For twenty-five years, I lived trapped in a cage of my own making—built from beliefs and expectations I’d inherited from others. Driven by a quest for respectability and power, I pursued a lifestyle that looked fulfilling from the outside. Yet beneath the growth and enjoyable moments ran an exhausting friction that drained my energy every single day—for all the wrong reasons.
Once we see the true cost of not living the life meant for us, the need for a new path becomes obvious. But before we can move forward, we must understand what’s really happening—and how to respond.
III. The Definition
Living out of alignment creates disintegration—not a dramatic break, but an unraveling of wholeness. It’s the quiet exhaustion that no amount of rest can fix, the sense that you’re wearing clothes that don’t fit, the way your vitality drains faster than it should. This breakdown seeps into everything—work feels heavy, relationships require more effort, even small decisions become overwhelming. It’s not always obvious, yet something vital is leaking out of your life.
For years, I believed my lack of progress in life was a failure of will—that I simply wasn’t pushing hard enough. But as I’ve given myself permission to honor who I truly am, that same spirit from when I felt fully alive twelve years ago is returning. I can feel congruence settling in, though the parts of my life I’m still afraid to release keep creating a heaviness that saps my drive for what truly matters. Yet, I see now that the more I live as I’m meant to, the more lifeblood I have for the work I’m called to do.
When I lived true to myself, I didn’t have to manufacture the drive or courage—they simply emerged. The difference wasn’t what I was doing, but how easily the right actions flowed from who I was.

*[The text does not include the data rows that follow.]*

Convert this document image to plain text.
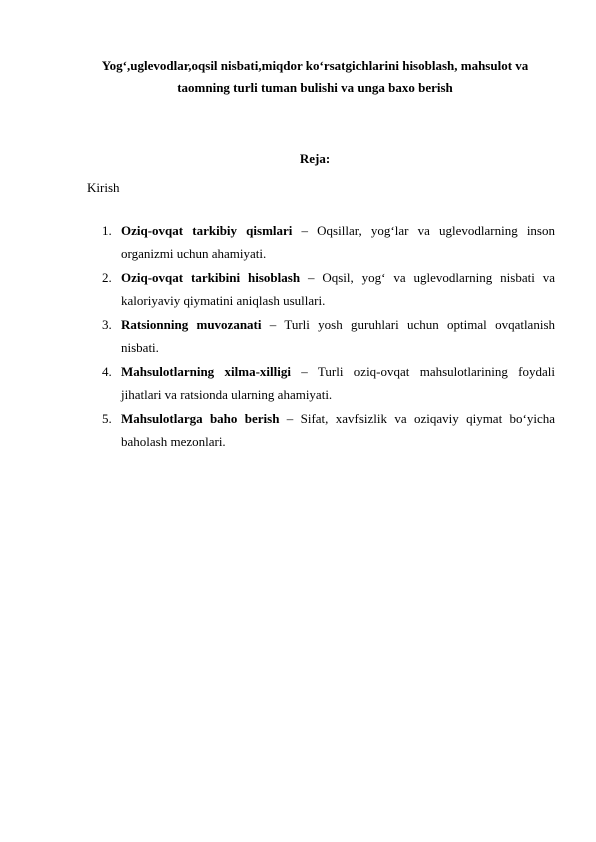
Yog‘,uglevodlar,oqsil nisbati,miqdor ko‘rsatgichlarini hisoblash, mahsulot va taomning turli tuman bulishi va unga baxo berish
Reja:
Kirish
1. Oziq-ovqat tarkibiy qismlari – Oqsillar, yog‘lar va uglevodlarning inson organizmi uchun ahamiyati.
2. Oziq-ovqat tarkibini hisoblash – Oqsil, yog‘ va uglevodlarning nisbati va kaloriyaviy qiymatini aniqlash usullari.
3. Ratsionning muvozanati – Turli yosh guruhlari uchun optimal ovqatlanish nisbati.
4. Mahsulotlarning xilma-xilligi – Turli oziq-ovqat mahsulotlarining foydali jihatlari va ratsionda ularning ahamiyati.
5. Mahsulotlarga baho berish – Sifat, xavfsizlik va oziqaviy qiymat bo‘yicha baholash mezonlari.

To live into our true nature means to move through the world in a way that is uniquely ours—a way of seeing, solving, creating, and connecting that feels natural and true. It’s not just about what we do for work or the roles we play. It’s the intricate pattern woven through everything: how we think, spend, give, and serve. Our blueprint shapes the rhythm and flow of our lives, like a unique fingerprint on our soul. Recognizing it is the first step; honoring it brings harmony, while ignoring it leads to fragmentation.
IV. The Dare
Our job in this lifetime is not to shape ourselves into some ideal we imagine we ought to be, but to find out who we already are and become it.

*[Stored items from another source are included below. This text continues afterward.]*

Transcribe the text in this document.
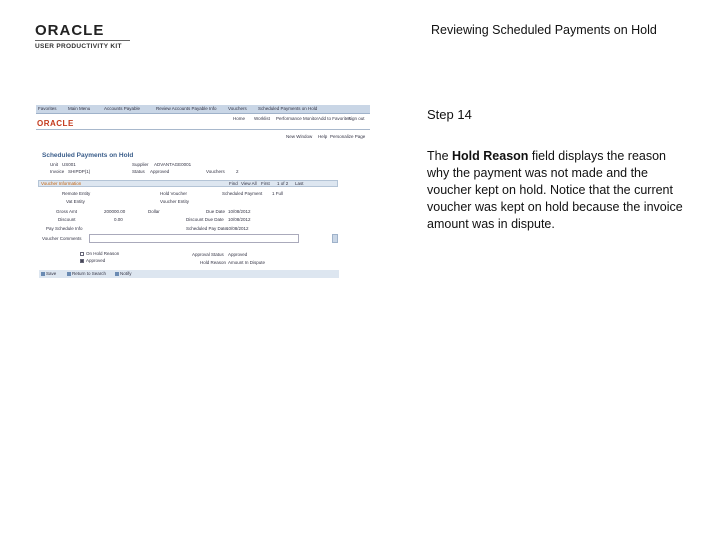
ORACLE
USER PRODUCTIVITY KIT
Reviewing Scheduled Payments on Hold
Step 14
The Hold Reason field displays the reason why the payment was not made and the voucher kept on hold. Notice that the current voucher was kept on hold because the invoice amount was in dispute.
Favorites	Main Menu	Accounts Payable	Review Accounts Payable Info	Vouchers Scheduled Payments on Hold
ORACLE
Home Worklist Performance Monitor Add to Favorites
Sign out
New Window Help Personalize Page
Scheduled Payments on Hold
Unit US001	Supplier ADVANTAGE0001
Invoice SHIPDP(1)	Status Approved	Vouchers 2
Voucher Information	Find View All First 1 of 2 Last
Remote Entity	Hold Voucher	Scheduled Payment 1 Full
Vat Entity	Voucher Entity
Gross Amt	200000.00	Dollar	Due Date 10/08/2012
Discount	0.00	Discount Due Date 10/08/2012
Pay Schedule Info	Scheduled Pay Date
10/08/2012
Voucher Comments
On Hold Reason
Approved
Approval Status Approved
Hold Reason Amount In Dispute
Save	Return to Search	Notify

—Steven Pressfield, The War of Art.
Ultimately, the question isn’t whether you have a calling—it’s whether you’ll do the work to discover and honor it.
This work isn’t complicated, but it requires a deep honesty—the kind that lets you feel the difference between swimming with the current and fighting it. There’s an intuition that kicks in when we step into the rushing river that is our authentic life. It flows with joy, life, and unstoppable exuberance. But there’s also the opposite: the grinding, upstream swim against who we really are—the friction; the exhaustion that no amount of motivational TED talks can fix.

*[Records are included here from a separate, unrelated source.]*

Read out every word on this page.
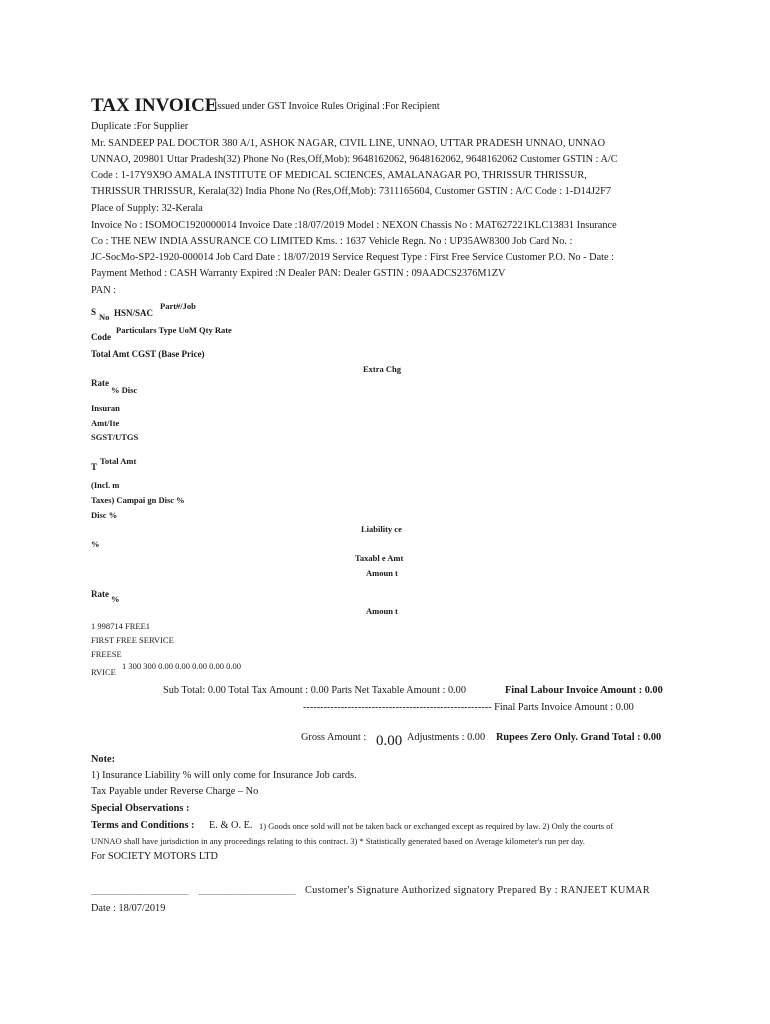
TAX INVOICE
Issued under GST Invoice Rules Original :For Recipient
Duplicate :For Supplier
Mr. SANDEEP PAL DOCTOR 380 A/1, ASHOK NAGAR, CIVIL LINE, UNNAO, UTTAR PRADESH UNNAO, UNNAO
UNNAO, 209801 Uttar Pradesh(32) Phone No (Res,Off,Mob): 9648162062, 9648162062, 9648162062 Customer GSTIN : A/C
Code : 1-17Y9X9O AMALA INSTITUTE OF MEDICAL SCIENCES, AMALANAGAR PO, THRISSUR THRISSUR,
THRISSUR THRISSUR, Kerala(32) India Phone No (Res,Off,Mob): 7311165604, Customer GSTIN : A/C Code : 1-D14J2F7
Place of Supply: 32-Kerala
Invoice No : ISOMOC1920000014 Invoice Date :18/07/2019 Model : NEXON Chassis No : MAT627221KLC13831 Insurance
Co : THE NEW INDIA ASSURANCE CO LIMITED Kms. : 1637 Vehicle Regn. No : UP35AW8300 Job Card No. :
JC-SocMo-SP2-1920-000014 Job Card Date : 18/07/2019 Service Request Type : First Free Service Customer P.O. No - Date :
Payment Method : CASH Warranty Expired :N Dealer PAN: Dealer GSTIN : 09AADCS2376M1ZV
PAN :
S No HSN/SAC
Part#/Job
Code
Particulars Type UoM Qty Rate
Total Amt CGST (Base Price)
Extra Chg
Rate
% Disc
Insuran
Amt/Ite
SGST/UTGS
T
Total Amt
(Incl. m
Taxes) Campai gn Disc %
Disc %
Liability ce
%
Taxabl e Amt
Amoun t
Rate %
Amoun t
1 998714 FREE1
FIRST FREE SERVICE
FREESE
RVICE
1 300 300 0.00 0.00 0.00 0.00 0.00
Sub Total: 0.00 Total Tax Amount : 0.00 Parts Net Taxable Amount : 0.00	Final Labour Invoice Amount : 0.00
------------------------------------------------------- Final Parts Invoice Amount : 0.00
Gross Amount : 0.00 Adjustments : 0.00 Rupees Zero Only. Grand Total : 0.00
Note:
1) Insurance Liability % will only come for Insurance Job cards.
Tax Payable under Reverse Charge – No
Special Observations :
Terms and Conditions : E. & O. E. 1) Goods once sold will not be taken back or exchanged except as required by law. 2) Only the courts of
UNNAO shall have jurisdiction in any proceedings relating to this contract. 3) * Statistically generated based on Average kilometer's run per day.
For SOCIETY MOTORS LTD
___________________ ___________________ Customer's Signature Authorized signatory Prepared By : RANJEET KUMAR
Date : 18/07/2019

The choice is yours. You can keep wearing clothes that don’t fit, accepting the quiet exhaustion, and letting what matters most slowly slip away. Or you can honor the design that’s written into your bones by following the thread of what makes you come alive. One path leads to slow erosion and the sense that you’re living someone else’s life; the other leads to the natural flow, clarity, and action that emerges from deep knowing. Your body already knows which path is true—the rest is courage, and a willingness to follow.